Blessed Cave posted in Eleison Comments on October 16, 2010
How absurd it is to separate grace from nature! The two are made for one another! How much more absurd to conceive of grace as though it makes war on nature! It makes war on the fallen-ness of our fallen nature, but not on the nature, coming from God, which underlies that fallen-ness. On the contrary, grace exists to heal that underlying nature from its fallen-ness and falls, and to elevate it to divine heights, to a partaking in the very nature of God (II Pet. I, 4).
Now nature without grace may lead to Revolution, but grace scorning nature leads to a false “spirituality,” for instance Jansenism, which also leads to Revolution. Of the gravity of this Protestantising error, which sets grace against nature instead of against sin, I was reminded on a seven-day visit to Italy which took in a visit to four mountainous sites, to which four great medieval Saints, all in the Breviary and the Missal, fled, to get close to God – in Nature. They were, in chronological order, St. Benedict (March 22, Subiaco), St. Romuald, (Feb.7, Camaldoli), St. John Gualbert (July 12, Vallombrosa), and St. Francis of Assisi (Oct.4, la Verna).

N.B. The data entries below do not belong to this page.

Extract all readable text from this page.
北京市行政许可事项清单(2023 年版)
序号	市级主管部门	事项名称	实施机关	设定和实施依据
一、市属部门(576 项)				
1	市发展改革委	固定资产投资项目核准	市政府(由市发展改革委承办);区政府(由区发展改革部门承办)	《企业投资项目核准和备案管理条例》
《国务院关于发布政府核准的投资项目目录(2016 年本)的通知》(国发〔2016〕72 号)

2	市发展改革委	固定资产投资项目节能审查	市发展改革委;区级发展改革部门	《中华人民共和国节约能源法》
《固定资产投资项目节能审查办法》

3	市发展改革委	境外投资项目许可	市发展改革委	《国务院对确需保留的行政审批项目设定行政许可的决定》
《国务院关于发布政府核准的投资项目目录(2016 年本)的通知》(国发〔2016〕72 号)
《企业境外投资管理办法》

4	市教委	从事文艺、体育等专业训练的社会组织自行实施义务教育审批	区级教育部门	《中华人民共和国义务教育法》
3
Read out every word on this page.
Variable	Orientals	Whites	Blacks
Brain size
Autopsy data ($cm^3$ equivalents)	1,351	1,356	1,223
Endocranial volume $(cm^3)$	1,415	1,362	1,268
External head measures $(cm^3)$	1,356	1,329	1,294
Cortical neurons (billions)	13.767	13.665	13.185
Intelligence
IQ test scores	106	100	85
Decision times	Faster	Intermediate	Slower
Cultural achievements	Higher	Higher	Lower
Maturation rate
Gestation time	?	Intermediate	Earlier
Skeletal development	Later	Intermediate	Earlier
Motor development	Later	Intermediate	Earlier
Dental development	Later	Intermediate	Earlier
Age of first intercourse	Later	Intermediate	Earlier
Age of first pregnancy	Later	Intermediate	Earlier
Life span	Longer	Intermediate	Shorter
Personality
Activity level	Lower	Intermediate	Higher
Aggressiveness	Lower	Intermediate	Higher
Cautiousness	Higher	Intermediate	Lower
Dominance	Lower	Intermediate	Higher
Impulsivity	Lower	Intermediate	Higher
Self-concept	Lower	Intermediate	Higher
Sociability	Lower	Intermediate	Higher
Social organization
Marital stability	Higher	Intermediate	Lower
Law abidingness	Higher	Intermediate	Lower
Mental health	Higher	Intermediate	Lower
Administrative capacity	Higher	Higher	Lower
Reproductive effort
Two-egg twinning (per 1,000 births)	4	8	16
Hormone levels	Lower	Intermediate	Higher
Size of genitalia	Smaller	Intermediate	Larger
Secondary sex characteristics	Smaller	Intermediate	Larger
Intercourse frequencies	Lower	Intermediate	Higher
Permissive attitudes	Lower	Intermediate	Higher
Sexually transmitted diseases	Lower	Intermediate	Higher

From Camaldoli and Vallumbrosa, high in the hills around Florence, two monastic Orders took their name and origin in the 11th century. In la Verna, high in the Tuscan Apennines, St Francis received the stigmata in 1224. All three locations are now reached with relative ease in bus or car, but they are still surrounded by forestland, and they are high enough above sea-level that they must be bitterly cold in winter. That is where these Saints went to commune with God, far from the comfort of cities with their “madding crowd,” still madding enough even in the rather smaller cities of those days.

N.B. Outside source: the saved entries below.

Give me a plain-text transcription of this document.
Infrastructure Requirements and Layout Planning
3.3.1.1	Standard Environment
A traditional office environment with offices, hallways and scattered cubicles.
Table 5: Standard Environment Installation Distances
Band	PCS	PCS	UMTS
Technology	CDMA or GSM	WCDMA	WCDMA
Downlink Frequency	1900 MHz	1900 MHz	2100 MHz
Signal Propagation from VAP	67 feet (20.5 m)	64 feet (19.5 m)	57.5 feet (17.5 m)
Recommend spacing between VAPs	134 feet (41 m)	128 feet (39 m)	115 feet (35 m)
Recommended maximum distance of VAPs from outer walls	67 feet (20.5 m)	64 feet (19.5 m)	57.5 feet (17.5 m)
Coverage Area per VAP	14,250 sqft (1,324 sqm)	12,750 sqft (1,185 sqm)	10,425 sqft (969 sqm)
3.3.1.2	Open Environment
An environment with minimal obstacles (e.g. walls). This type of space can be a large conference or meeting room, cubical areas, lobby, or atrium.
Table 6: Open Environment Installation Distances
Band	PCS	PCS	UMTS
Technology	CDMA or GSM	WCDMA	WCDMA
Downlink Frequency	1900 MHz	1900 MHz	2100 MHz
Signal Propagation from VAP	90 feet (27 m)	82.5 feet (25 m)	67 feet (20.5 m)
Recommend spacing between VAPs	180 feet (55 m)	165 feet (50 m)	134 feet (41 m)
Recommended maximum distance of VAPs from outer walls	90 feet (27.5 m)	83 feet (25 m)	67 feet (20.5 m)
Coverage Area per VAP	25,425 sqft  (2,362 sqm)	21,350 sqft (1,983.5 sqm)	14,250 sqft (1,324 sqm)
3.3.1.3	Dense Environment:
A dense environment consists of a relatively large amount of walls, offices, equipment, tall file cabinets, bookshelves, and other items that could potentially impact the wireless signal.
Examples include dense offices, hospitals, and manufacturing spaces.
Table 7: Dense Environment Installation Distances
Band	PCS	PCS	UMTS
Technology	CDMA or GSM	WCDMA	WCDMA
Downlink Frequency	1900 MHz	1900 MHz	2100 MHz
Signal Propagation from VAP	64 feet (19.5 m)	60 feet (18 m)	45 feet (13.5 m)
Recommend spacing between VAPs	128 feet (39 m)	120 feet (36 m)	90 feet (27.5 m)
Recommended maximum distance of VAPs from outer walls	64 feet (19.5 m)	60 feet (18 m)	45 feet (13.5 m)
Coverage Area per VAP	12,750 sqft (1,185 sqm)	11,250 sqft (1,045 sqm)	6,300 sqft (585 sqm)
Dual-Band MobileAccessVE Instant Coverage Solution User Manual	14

Perhaps the site which struck me most was Subiaco, an hour’s car journey east of Rome, where St Benedict as a young man spent three years in a cave perched on a mountainside. Born in 580 A.D., as a young student he fled from the corruption in Rome, and took to the hills at the age of 20 or, some say, 14! – if so, what a teenager! From about 1200 A.D. a full-scale monastery began to be nested in the mountainside around the spot made sacred by this young man, but one can still guess what he found there in his search for God: clouds and sky above, the torrent rustling in the valley far below, nothing but wild woodland on the mountain-face opposite, and for company nothing but the birds wheeling to and fro off the steep cliff-face . . . alone with Nature . . . God’s Nature . . . alone with God!

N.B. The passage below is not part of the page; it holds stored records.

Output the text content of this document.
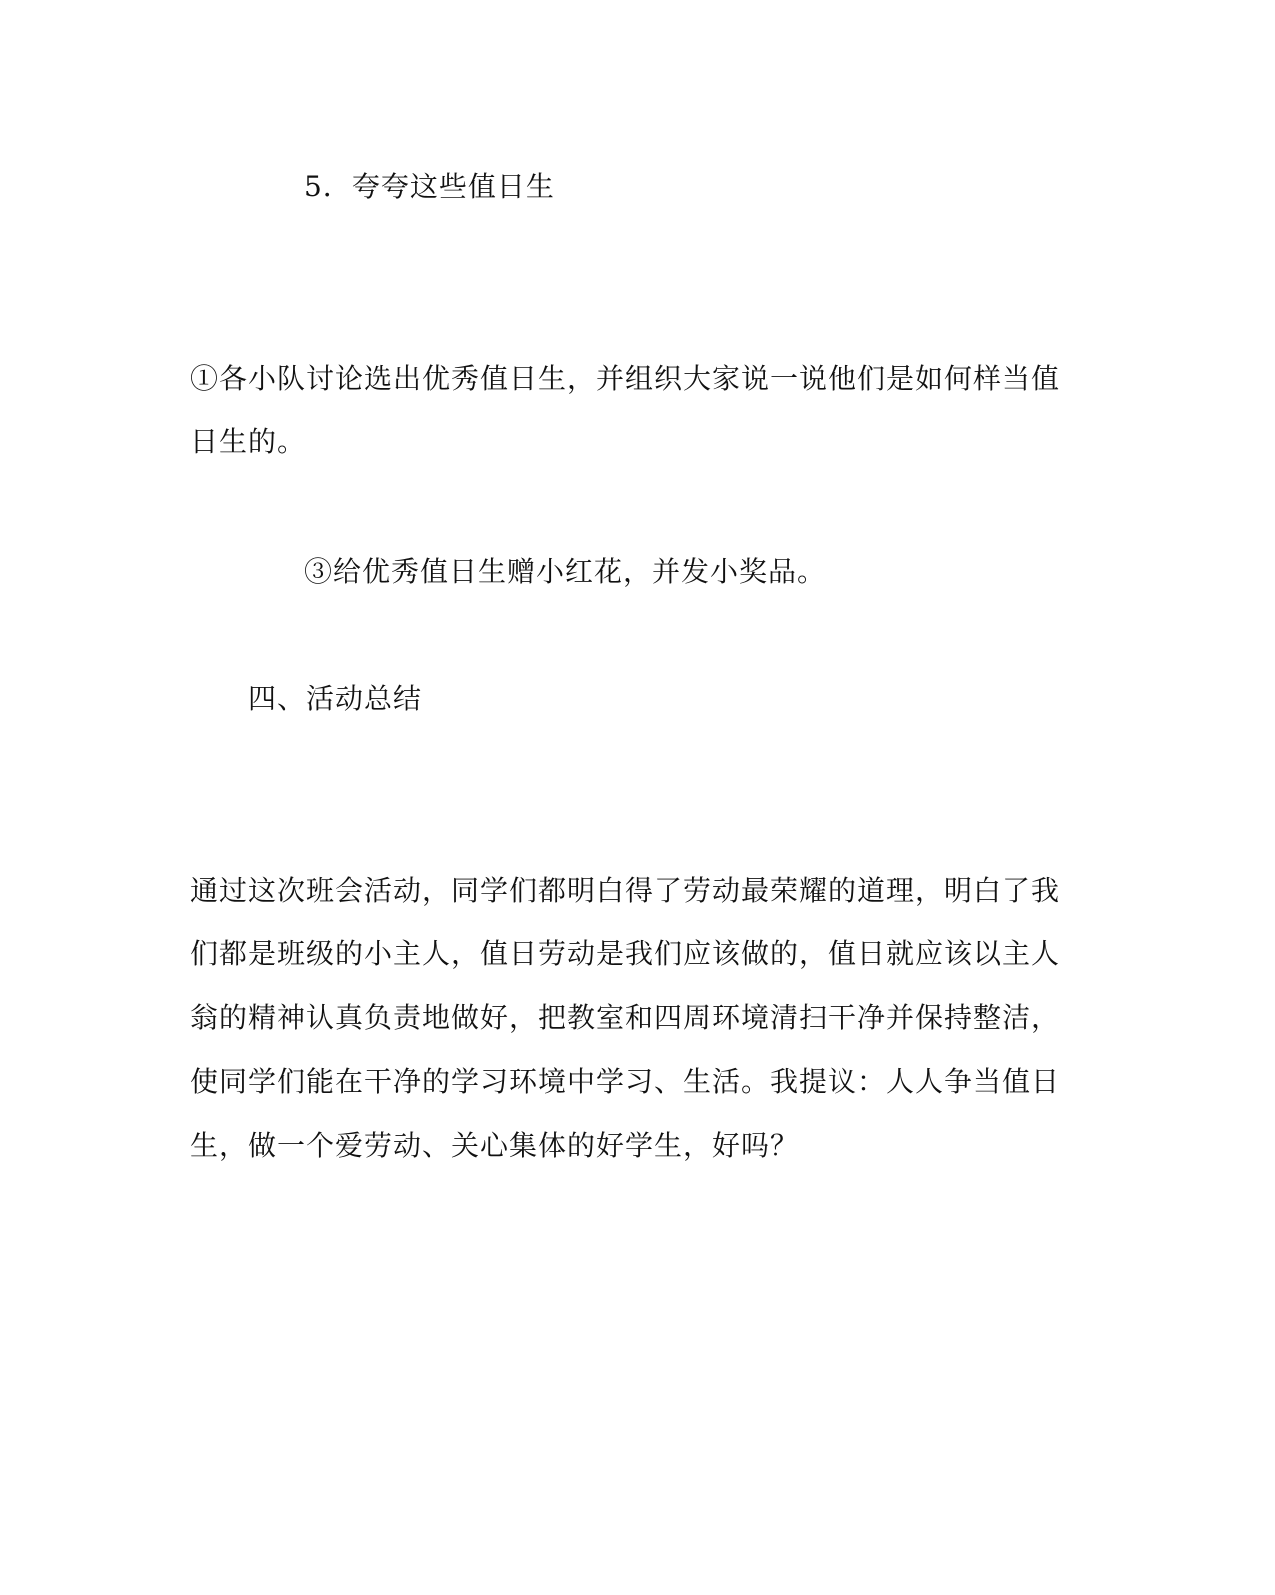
5．夸夸这些值日生
①各小队讨论选出优秀值日生，并组织大家说一说他们是如何样当值
日生的。
③给优秀值日生赠小红花，并发小奖品。
四、活动总结
通过这次班会活动，同学们都明白得了劳动最荣耀的道理，明白了我
们都是班级的小主人，值日劳动是我们应该做的，值日就应该以主人
翁的精神认真负责地做好，把教室和四周环境清扫干净并保持整洁，
使同学们能在干净的学习环境中学习、生活。我提议：人人争当值日
生，做一个爱劳动、关心集体的好学生，好吗？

Three years, alone with God . . . those three years so enabled one young Catholic to possess his soul, with Christ, in Nature, that his famous Benedictine Rule enabled the collapsed Roman empire to mutate into soaring Christendom, now in turn collapsing as “Western civilization.” Where are the young Catholics today, who will save Christendom by re-possessing their own souls by re-possessing, with Christ, their nature?
Mother of God, inspire our young men!